Furthermore, it is in part due to these clinical implications that the latest National Comprehensive Cancer Network (NCCN) guidelines recommend that all patients with exocrine pancreatic cancer at any age undergo genetic testing and counseling at diagnosis. Indeed, the results of these tests can help determine the most effective treatment (https://www.nccn.org/professionals/physician_gls/pdf/genetics_bop.pdf).

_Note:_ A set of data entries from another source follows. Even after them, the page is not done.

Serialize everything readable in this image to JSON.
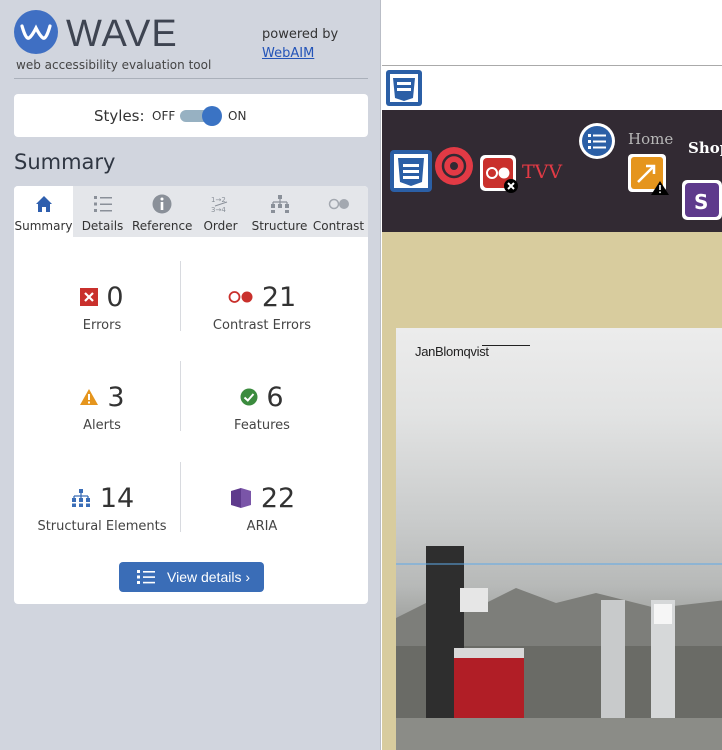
{
  "wave": {
    "logo_text": "WAVE",
    "subtitle": "web accessibility evaluation tool",
    "powered_by": "powered by",
    "webaim_link": "WebAIM"
  },
  "styles": {
    "label": "Styles:",
    "off": "OFF",
    "on": "ON",
    "state": "on"
  },
  "summary_title": "Summary",
  "tabs": [
    {
      "label": "Summary",
      "icon": "home-icon",
      "active": true
    },
    {
      "label": "Details",
      "icon": "list-icon",
      "active": false
    },
    {
      "label": "Reference",
      "icon": "info-icon",
      "active": false
    },
    {
      "label": "Order",
      "icon": "order-icon",
      "active": false
    },
    {
      "label": "Structure",
      "icon": "structure-icon",
      "active": false
    },
    {
      "label": "Contrast",
      "icon": "contrast-icon",
      "active": false
    }
  ],
  "stats": {
    "errors": {
      "value": "0",
      "label": "Errors",
      "color": "#c9302c"
    },
    "contrast_errors": {
      "value": "21",
      "label": "Contrast Errors",
      "color": "#c9302c"
    },
    "alerts": {
      "value": "3",
      "label": "Alerts",
      "color": "#e5951d"
    },
    "features": {
      "value": "6",
      "label": "Features",
      "color": "#3b8b3e"
    },
    "structural": {
      "value": "14",
      "label": "Structural Elements",
      "color": "#3a6db7"
    },
    "aria": {
      "value": "22",
      "label": "ARIA",
      "color": "#5e3a8c"
    }
  },
  "view_details": "View details ›",
  "preview": {
    "nav_home": "Home",
    "nav_shop": "Shop",
    "tvv_label": "TVV",
    "album_artist": "JanBlomqvist"
  },
  "colors": {
    "accent": "#3a6db7",
    "sidebar_bg": "#d1d5de",
    "nav_bg": "#322a33",
    "band_bg": "#d8cc9e"
  }
}
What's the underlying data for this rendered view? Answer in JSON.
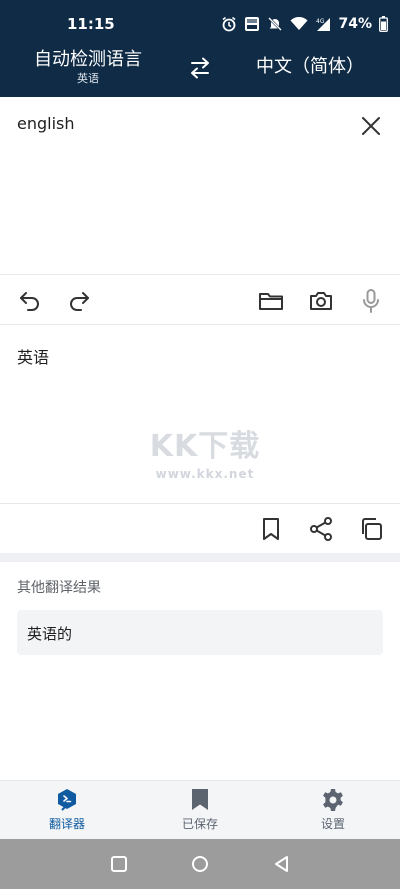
{
  "status_bar": {
    "time": "11:15",
    "battery": "74%",
    "icons": [
      "alarm-icon",
      "volte-icon",
      "mute-icon",
      "wifi-icon",
      "signal-4g-icon",
      "battery-icon"
    ]
  },
  "language_bar": {
    "source_language": "自动检测语言",
    "detected_language": "英语",
    "target_language": "中文（简体）",
    "swap_icon": "swap-arrows-icon"
  },
  "input": {
    "text": "english",
    "clear_icon": "close-icon"
  },
  "input_toolbar": {
    "icons": [
      "undo-icon",
      "redo-icon",
      "folder-icon",
      "camera-icon",
      "microphone-icon"
    ]
  },
  "output": {
    "text": "英语",
    "watermark": "KK下载",
    "watermark_url": "www.kkx.net"
  },
  "output_toolbar": {
    "icons": [
      "bookmark-icon",
      "share-icon",
      "copy-icon"
    ]
  },
  "other_results": {
    "title": "其他翻译结果",
    "items": [
      "英语的"
    ]
  },
  "bottom_nav": {
    "items": [
      {
        "label": "翻译器",
        "icon": "translator-icon",
        "active": true
      },
      {
        "label": "已保存",
        "icon": "bookmark-icon",
        "active": false
      },
      {
        "label": "设置",
        "icon": "gear-icon",
        "active": false
      }
    ]
  },
  "colors": {
    "header_bg": "#0f2b46",
    "accent": "#0f5aa0",
    "nav_inactive": "#5c6470"
  }
}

In summary, patients with FPC have the highest prevalence of PV when compared to the other groups studied. The most frequent PVs in the FPC group occurred in ATM, BRCA2 and CDKN2A. Similarly, BRCA2 and ATM showed the highest prevalence of PVs in patients with PDAC from unselected cohorts (without meeting criteria for other syndromes) and SPC. Breast and ovarian cancer genes seemed to predominate as the main genes for PDAC in the groups studied, which might suggest shared mechanisms of disease in these disorders. Furthermore, despite the different degrees of family aggregation of PDAC across the 3 groups of patients studied, ranging from at least 2 affected first degree relatives with PDAC in FPC to potentially no family history in SPC, many of the genes with the highest PV frequency greatly overlapped suggesting that while the frequency of PVs increases with a higher degree of familial aggregation, the underlying genes are consistent. Overall, the six genes that had PVs with prevalences greater than one percent for any patient cohort (ATM, BRCA1, BRCA2, CHEK2, CDKN2A and FANCA) comprise a heterogenous group of genes that reflect the complexity of this cancer. Furthermore, no gene was predominant as seen for gene/cancer combinations such as BRCA1 and BRCA2 in breast and ovarian cancer, CDKN2A in melanoma, or MLH1 and MSH2 in Lynch syndrome [49, 54, 55]. Although this review focused on PVs in established PDAC genes, some articles also reported PVs in genes not traditionally associated with PDAC. However, more research is needed to further understand the risk of PDAC associated with these many diverse genes.